Lussier is working with a joint opioid epidemic and addiction committee formed with members from the Wilkes chapters of the American Pharmacist Association and the Pennsylvania Pharmacist Association, on the campaign. The project will include sharing videos, voice memos and written stories about those who face addiction or those impacted by it, such as friends and family members. Inspired by a similar project in her hometown, called Faces of Addiction New Bedford, Lussier wants to use the idea to share the stories of those in Luzerne County.

“I was just handed the project and the more I read about it, the more I realized this was a topic I could get into.”

“I thought it was really cool that it wasn’t just focusing on the people who had the addiction but everyone else. So even if you say, ‘I’m never going to try any of that,’ it doesn’t mean you won’t be affected by it,” Lussier said. Currently, Lussier is inviting Wilkes students as well as the community to submit their stories. She hopes to soon be able to share the submissions with the public.

Addiction was not a topic Lussier thought she would be interested in until she completed an internship with Geisinger Health System in the summer 2017. She worked on research focusing on the use of naloxone, a short-acting drug administered in overdose emergency situations to block ingested opioids. Lussier focused on the extent to which it was prescribed and how often it is actually filled. “I was just handed the project and the more I read about it, the more I realized this was a topic I could get into,” she said. Lussier presented her findings at a local and national conference during the fall semester.

While Lussier was certain she wanted to study pharmacy when she went to college, her passion for athletics drove her to choose Wilkes. Knowing she wanted to play collegiate softball, Lussier narrowed down her choices to two universities. Wilkes was the winner. Lussier is now an outfielder for the team. “I liked it here,” she said, adding, “It’s what I tell recruits–just feel it. Do you feel like you’ll be okay here?

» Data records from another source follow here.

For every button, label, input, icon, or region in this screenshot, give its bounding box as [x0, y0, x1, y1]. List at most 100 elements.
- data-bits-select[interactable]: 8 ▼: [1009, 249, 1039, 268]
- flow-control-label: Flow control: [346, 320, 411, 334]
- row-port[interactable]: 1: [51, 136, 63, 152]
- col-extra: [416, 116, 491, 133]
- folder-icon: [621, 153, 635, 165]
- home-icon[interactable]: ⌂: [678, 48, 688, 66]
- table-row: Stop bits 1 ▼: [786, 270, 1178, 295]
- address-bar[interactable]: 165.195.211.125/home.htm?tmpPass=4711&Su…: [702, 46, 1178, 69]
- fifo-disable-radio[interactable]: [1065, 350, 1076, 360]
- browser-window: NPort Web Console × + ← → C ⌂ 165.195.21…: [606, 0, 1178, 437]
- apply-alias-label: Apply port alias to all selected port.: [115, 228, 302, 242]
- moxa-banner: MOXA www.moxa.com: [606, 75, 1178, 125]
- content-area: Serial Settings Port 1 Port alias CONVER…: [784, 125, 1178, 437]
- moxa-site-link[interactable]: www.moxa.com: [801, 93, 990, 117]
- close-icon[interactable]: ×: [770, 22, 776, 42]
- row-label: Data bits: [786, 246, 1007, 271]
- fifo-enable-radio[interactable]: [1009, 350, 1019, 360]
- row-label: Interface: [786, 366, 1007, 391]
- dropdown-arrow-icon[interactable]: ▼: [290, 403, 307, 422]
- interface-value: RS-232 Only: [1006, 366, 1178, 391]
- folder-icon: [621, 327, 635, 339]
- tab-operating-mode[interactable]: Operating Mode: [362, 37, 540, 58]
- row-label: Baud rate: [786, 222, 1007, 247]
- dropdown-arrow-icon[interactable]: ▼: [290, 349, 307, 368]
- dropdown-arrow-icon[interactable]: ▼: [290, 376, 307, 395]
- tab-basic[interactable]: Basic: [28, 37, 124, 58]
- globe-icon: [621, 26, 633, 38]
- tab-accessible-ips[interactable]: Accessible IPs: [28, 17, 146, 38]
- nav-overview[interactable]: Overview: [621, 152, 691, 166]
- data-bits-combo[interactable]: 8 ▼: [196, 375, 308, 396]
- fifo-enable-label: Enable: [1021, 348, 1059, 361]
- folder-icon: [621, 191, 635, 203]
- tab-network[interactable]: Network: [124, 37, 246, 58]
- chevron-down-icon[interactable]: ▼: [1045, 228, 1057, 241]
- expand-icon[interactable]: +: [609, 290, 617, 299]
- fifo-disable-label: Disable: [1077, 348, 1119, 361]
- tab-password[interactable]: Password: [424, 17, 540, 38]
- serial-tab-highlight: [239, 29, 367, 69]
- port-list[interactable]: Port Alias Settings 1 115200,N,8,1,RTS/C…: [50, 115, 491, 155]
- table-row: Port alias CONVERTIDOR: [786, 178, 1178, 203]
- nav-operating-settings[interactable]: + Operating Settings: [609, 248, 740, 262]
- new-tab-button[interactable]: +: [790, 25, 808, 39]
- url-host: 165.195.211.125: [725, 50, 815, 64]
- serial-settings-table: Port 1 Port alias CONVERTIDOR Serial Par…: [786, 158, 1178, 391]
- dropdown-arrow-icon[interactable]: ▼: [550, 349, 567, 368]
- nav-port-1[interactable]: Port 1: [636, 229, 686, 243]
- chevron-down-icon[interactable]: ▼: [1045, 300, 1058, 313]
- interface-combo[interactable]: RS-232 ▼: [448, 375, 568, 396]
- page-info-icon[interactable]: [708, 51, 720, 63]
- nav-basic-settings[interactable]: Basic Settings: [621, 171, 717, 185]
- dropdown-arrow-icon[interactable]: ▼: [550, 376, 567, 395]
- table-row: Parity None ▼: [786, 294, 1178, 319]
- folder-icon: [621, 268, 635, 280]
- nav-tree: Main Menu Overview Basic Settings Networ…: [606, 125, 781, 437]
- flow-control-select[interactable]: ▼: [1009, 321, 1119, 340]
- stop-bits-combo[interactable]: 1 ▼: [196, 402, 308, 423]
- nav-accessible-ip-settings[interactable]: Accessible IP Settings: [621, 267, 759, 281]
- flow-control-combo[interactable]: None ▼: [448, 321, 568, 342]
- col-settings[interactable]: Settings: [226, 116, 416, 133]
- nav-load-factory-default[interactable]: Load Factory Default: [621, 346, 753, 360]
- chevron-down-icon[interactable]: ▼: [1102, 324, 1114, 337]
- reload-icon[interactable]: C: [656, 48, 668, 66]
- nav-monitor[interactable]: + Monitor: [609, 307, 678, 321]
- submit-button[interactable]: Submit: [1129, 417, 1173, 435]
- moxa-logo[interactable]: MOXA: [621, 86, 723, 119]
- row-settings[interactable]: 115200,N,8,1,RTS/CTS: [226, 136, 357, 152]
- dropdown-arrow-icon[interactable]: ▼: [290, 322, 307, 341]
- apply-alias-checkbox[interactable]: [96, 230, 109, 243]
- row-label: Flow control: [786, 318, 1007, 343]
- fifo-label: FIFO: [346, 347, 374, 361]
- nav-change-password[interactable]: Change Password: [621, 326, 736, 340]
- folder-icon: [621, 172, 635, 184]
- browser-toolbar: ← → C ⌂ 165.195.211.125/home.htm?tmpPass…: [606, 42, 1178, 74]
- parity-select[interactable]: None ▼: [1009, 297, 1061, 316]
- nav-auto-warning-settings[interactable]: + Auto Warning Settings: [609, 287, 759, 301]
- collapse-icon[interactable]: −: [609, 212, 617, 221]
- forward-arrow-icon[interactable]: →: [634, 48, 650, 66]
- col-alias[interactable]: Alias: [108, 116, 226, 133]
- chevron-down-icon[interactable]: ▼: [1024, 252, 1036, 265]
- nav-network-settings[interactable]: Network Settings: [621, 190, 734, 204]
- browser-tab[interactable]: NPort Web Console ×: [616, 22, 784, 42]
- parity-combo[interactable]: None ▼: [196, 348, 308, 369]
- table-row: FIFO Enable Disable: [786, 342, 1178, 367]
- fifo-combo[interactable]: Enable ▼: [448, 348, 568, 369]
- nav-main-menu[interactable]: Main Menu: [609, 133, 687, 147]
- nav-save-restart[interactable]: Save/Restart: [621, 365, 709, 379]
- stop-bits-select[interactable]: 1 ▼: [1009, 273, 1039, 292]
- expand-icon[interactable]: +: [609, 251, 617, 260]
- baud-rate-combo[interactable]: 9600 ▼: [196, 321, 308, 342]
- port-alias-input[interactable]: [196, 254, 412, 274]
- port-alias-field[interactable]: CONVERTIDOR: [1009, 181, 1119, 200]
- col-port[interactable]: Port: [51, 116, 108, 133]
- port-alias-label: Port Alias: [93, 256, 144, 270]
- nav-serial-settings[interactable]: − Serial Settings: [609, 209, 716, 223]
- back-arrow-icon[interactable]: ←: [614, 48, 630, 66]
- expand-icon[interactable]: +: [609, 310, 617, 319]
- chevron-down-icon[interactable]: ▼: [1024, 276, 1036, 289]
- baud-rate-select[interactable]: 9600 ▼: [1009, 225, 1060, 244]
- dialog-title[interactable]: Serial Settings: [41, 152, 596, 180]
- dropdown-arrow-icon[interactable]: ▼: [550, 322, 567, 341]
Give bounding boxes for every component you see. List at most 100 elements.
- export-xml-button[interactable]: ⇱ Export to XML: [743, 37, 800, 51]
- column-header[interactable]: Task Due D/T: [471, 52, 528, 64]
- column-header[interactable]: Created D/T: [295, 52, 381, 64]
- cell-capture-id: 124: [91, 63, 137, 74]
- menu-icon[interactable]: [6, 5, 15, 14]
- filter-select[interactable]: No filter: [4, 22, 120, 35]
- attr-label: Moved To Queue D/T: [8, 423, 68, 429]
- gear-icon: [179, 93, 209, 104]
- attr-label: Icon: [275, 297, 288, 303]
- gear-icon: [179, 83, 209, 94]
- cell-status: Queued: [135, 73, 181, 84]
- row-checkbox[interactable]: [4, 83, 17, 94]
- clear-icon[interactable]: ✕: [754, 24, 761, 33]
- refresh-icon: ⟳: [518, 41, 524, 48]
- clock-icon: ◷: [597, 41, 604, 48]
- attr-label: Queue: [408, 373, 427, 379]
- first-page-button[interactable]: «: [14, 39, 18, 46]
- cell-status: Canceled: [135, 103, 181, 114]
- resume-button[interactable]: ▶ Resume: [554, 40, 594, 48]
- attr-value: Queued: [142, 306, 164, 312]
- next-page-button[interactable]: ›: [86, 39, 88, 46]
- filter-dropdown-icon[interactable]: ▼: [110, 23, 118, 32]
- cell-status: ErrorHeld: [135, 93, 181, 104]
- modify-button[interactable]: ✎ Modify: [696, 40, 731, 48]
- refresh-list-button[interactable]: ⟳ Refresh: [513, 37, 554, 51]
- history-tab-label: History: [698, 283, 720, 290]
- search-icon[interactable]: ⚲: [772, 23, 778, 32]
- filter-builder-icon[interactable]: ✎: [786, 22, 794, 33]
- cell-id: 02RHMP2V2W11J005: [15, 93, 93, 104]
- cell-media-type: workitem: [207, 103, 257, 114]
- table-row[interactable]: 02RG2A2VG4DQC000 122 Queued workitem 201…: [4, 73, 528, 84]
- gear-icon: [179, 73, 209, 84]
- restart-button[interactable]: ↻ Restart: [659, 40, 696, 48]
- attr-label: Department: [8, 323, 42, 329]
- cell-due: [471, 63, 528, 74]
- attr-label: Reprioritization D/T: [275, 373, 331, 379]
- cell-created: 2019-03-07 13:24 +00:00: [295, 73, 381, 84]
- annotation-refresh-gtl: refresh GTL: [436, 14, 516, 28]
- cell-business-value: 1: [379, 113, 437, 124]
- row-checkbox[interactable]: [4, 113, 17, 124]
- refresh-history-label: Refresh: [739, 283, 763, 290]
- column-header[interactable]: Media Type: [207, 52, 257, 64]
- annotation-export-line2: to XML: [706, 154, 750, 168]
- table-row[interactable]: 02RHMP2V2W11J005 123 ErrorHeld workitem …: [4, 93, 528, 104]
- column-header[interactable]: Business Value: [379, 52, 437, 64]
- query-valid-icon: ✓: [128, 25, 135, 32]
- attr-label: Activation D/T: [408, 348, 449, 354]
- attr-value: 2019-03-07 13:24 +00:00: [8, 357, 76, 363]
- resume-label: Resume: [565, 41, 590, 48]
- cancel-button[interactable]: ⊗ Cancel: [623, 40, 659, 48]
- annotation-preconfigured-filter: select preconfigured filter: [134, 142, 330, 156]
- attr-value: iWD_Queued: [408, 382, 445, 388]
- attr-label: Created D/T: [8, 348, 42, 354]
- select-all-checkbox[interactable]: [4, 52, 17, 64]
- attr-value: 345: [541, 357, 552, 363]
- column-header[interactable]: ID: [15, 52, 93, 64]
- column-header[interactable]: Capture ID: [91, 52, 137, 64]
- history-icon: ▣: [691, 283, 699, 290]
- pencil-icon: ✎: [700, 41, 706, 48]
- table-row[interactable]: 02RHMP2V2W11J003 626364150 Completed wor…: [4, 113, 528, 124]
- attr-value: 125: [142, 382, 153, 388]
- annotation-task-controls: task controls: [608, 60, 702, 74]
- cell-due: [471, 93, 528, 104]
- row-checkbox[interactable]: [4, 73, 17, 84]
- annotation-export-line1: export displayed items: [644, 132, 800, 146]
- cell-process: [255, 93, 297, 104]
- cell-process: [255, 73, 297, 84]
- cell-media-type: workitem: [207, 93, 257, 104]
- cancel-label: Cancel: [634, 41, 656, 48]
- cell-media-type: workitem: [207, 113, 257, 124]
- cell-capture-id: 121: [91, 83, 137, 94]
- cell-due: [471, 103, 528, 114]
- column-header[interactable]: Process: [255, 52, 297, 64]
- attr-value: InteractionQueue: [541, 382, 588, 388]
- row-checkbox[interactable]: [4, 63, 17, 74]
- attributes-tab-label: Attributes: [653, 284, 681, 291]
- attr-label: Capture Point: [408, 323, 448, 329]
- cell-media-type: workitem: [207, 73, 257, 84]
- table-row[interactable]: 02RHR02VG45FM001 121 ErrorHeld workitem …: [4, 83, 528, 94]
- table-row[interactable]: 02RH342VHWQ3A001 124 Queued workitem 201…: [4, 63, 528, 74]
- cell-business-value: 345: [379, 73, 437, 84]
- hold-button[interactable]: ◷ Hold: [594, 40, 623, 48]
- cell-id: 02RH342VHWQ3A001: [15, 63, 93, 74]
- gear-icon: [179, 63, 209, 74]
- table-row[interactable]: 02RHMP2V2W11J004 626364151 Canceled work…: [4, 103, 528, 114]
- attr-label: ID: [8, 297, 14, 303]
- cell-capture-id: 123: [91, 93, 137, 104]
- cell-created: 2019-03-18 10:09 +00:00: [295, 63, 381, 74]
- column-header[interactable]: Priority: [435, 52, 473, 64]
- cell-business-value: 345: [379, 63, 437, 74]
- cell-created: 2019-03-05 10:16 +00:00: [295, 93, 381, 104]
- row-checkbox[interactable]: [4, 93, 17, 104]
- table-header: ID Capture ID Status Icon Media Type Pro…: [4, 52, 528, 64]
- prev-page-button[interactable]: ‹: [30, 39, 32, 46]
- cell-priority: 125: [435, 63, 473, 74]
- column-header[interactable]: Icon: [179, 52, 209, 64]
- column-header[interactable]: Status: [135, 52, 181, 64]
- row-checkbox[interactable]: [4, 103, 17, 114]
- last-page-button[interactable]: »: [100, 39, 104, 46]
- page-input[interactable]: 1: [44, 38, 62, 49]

Because that’s what’s important and for me, it felt like a good place.”

Balancing a rigorous class schedule and athletics is no easy feat but one made possible through the Wilkes athletics staff. Lussier explained that in weeks with multiple class assignments and exams, softball coach Sarah Leavenworth Maulorico has made it easy for her to be a student and an athlete.

Lussier also has taken on roles in numerous pharmacy organizations such as American Pharmacists Association where she serves as the Operation Immunization co-chair and Lambda Kappa Sigma professional pharmacy fraternity where she is the president-elect. Recently, she was accepted into Phi Lambda Sigma, the pharmacy leadership society. Lussier is also a member of the National Community Pharmacist’s Association, American Society of Health System Pharmacists, The American College of Clinical Pharmacy, The Pennsylvania Pharmacists Association, and sits on the Wilkes pharmacy curriculum committee.

Through these organizations, Lussier has participated in many community service projects like volunteering with CEO Food Bank, Backpack Project for the Homeless, and volunteer shifts at free clinics. She has taken special interest in certain outreach. With Lambda Kappa Sigma, Lussier organized an entertainment drive, collecting toys, games, movies and books for the patients at Janet Weis Children’s Hospital. After falling ill herself while in high school, Lussier was hospitalized with minimal activities. Reflecting on this, the collection was her way of giving back.

Looking ahead, Lussier has applied for an internship with The Johns Hopkins Hospital which she hopes will give her insight into what path she will take as a pharmacist. Right now, her goal after graduation is to pursue a master’s of public health and to work for a large health system following post-graduate residency or fellowship training.